A centerpiece of House Budget Committee Chairman Paul Ryan’s new poverty plan would consolidate 11 safety-net and related programs — from food stamps to housing vouchers, child care, and the Community Development Block Grant (CDBG) — into a single block grant to states. This new “Opportunity Grant” would operate initially in an unspecified number of states. While some other elements of the Ryan poverty plan deserve serious consideration, such as those relating to the Earned Income Tax Credit and criminal justice reform, his “Opportunity Grant” would likely increase poverty and hardship, and is therefore ill-advised, for several reasons:
- While Chairman Ryan describes the proposal as maintaining the same overall funding as the current system for each participating state, that would be a practical impossibility. His proposal would convert the nation’s basic food assistance safety net — the Supplemental Nutrition Assistance Program (SNAP), formerly known as food stamps — from an entitlement that responds automatically to increased need into part of a sweeping block grant that gives each state fixed funding for the year and, thus, cannot respond in the same way. This would be a particularly serious problem when need rises, such as in recessions. (Read more here.)

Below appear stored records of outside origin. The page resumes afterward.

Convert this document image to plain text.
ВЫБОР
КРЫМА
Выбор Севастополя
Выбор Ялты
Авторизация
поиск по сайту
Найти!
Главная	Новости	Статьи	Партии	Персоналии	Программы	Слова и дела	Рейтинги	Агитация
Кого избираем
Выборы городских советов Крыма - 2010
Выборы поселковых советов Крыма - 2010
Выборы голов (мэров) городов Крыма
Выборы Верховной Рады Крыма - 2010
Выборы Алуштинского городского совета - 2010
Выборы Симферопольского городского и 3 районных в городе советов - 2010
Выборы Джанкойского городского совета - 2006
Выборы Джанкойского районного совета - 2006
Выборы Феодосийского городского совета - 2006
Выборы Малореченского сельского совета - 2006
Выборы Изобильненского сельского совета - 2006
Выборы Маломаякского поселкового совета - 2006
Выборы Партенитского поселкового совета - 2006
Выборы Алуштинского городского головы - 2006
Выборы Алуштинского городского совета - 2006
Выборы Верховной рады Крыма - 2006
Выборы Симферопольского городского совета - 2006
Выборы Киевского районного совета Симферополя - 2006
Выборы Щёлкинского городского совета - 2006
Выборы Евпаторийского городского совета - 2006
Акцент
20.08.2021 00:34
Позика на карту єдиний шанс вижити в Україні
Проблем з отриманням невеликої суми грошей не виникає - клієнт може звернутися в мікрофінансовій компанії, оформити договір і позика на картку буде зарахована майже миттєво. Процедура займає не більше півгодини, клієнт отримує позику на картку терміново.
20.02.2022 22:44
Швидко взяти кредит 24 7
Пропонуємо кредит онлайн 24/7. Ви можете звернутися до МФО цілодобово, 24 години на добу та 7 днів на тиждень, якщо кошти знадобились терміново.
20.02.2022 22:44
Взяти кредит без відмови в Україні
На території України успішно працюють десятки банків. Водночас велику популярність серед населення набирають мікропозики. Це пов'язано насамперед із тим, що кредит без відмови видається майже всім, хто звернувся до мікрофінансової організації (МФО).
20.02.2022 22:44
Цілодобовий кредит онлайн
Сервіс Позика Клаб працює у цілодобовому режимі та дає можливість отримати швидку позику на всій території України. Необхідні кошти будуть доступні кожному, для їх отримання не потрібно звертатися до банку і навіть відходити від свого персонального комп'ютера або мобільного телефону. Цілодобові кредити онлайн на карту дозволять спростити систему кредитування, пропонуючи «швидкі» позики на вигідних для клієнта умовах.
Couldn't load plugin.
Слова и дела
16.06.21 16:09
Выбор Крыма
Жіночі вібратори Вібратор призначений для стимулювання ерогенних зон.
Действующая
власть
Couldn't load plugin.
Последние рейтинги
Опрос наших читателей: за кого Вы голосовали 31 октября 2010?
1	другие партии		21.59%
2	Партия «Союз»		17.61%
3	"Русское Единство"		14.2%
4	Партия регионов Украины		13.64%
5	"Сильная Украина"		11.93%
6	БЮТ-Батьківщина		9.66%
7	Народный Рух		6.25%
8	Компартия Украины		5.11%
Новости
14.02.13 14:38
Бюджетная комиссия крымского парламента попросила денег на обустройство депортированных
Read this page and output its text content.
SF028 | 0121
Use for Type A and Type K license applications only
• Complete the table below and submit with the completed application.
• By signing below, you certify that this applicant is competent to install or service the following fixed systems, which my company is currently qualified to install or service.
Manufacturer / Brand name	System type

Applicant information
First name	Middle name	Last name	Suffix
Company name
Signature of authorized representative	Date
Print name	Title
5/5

Chairman Ryan describes the “Opportunity Grant” proposal as providing the same level of resources for low-income families and individuals, not cutting them. For the reasons stated above, however, that’s very unlikely to end up occurring. And that is why Chairman Ryan’s plan would likely boost poverty and hardship over time and would prove particularly problematic in recessions.
Lest we forget, the nation has made enormous strides in reducing hunger and malnutrition, especially among children, since the late 1960s, when child malnutrition and nutrition-related diseases in some parts of the United States were similar to those in some Third World countries. SNAP’s entitlement nature lies at the heart of this success. The single most troubling aspect of the Opportunity Grant proposal is its removal of that essential feature from one of the biggest successes in American social policy. For that reason, as well as others noted here, the Ryan Opportunity Grant proposal would likely make conditions for America’s poor families and children worse overall rather than better.